Sospetto giunto or ora e che prontamente trascrivo per lasciarlo ai posteri

Ma non è che un Pannella che mi loda il discorso di Veltroni abbia deciso di entrarmi dritto dritto nel Partito Democratico per sopravvivere? La RnP è defunta da un anno, i radicali se ne vanno e non resta che lui e la Rita, cara ragazza la Rita. Non è che Pannella a ottobre mi presenta una lista per le primarie del PD?

E invece invecchio

Non ho mai ascoltato gli Interpol. Perchè? Non lo so il perchè.

Anzi, forse sì. Il loro primo album mi faceva discretamente dormire; diciamo che non l’ho mai approfondito molto, così, per colpa di quella sensazione da cuscino che mi aveva dato. Il secondo poi non l’ho mai ascoltato sulla fiducia soporifera del primo.

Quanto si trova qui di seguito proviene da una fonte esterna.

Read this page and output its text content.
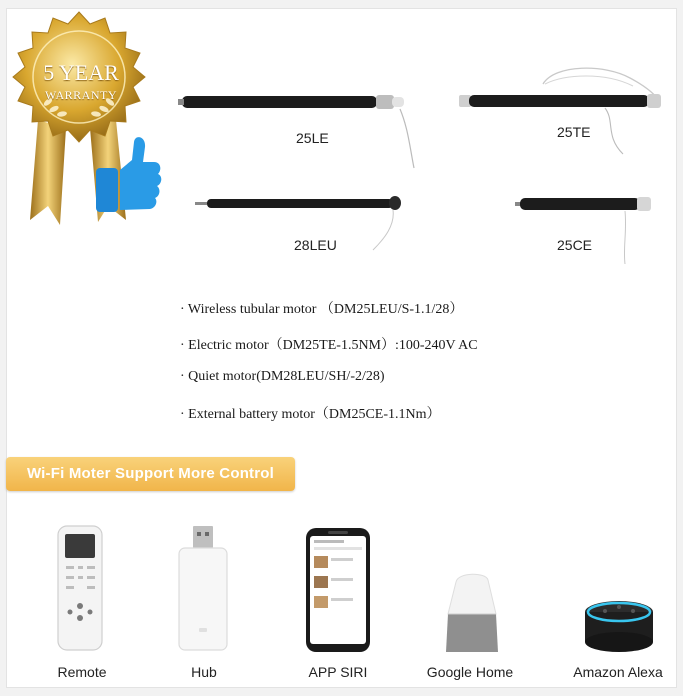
5 YEAR
WARRANTY
25LE	25TE
28LEU	25CE
· Wireless tubular motor （DM25LEU/S-1.1/28）
· Electric motor（DM25TE-1.5NM）:100-240V AC
· Quiet motor(DM28LEU/SH/-2/28)
· External battery motor（DM25CE-1.1Nm）
Wi-Fi Moter Support More Control
Remote	Hub	APP SIRI	Google Home	Amazon Alexa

Poi sono casualmente venuto in possesso (via bluto) del terzo, Our Love To Admire. Mi sono detto massì dai, proviamo ad ascoltarlo chè ultimamente ci metto quei due minuti in più ad addormentarmi la notte.

Me cojoni che gran album!  Intanto la notizia bomba è questa: non mi fa dormire. E’ un disco così ben fatto che scorre fino alla fine senza imperfezioni. Un album serio, coinvolgente e decifrabile poco a poco (viva gli aggettivi).

Ora, i casi sono due: o questo album è totalmente diverso dagli altri due o ora non mi fa dormire quello che mi faceva dormire qualche anno fa, ossia sono invecchiato. Ah le lune!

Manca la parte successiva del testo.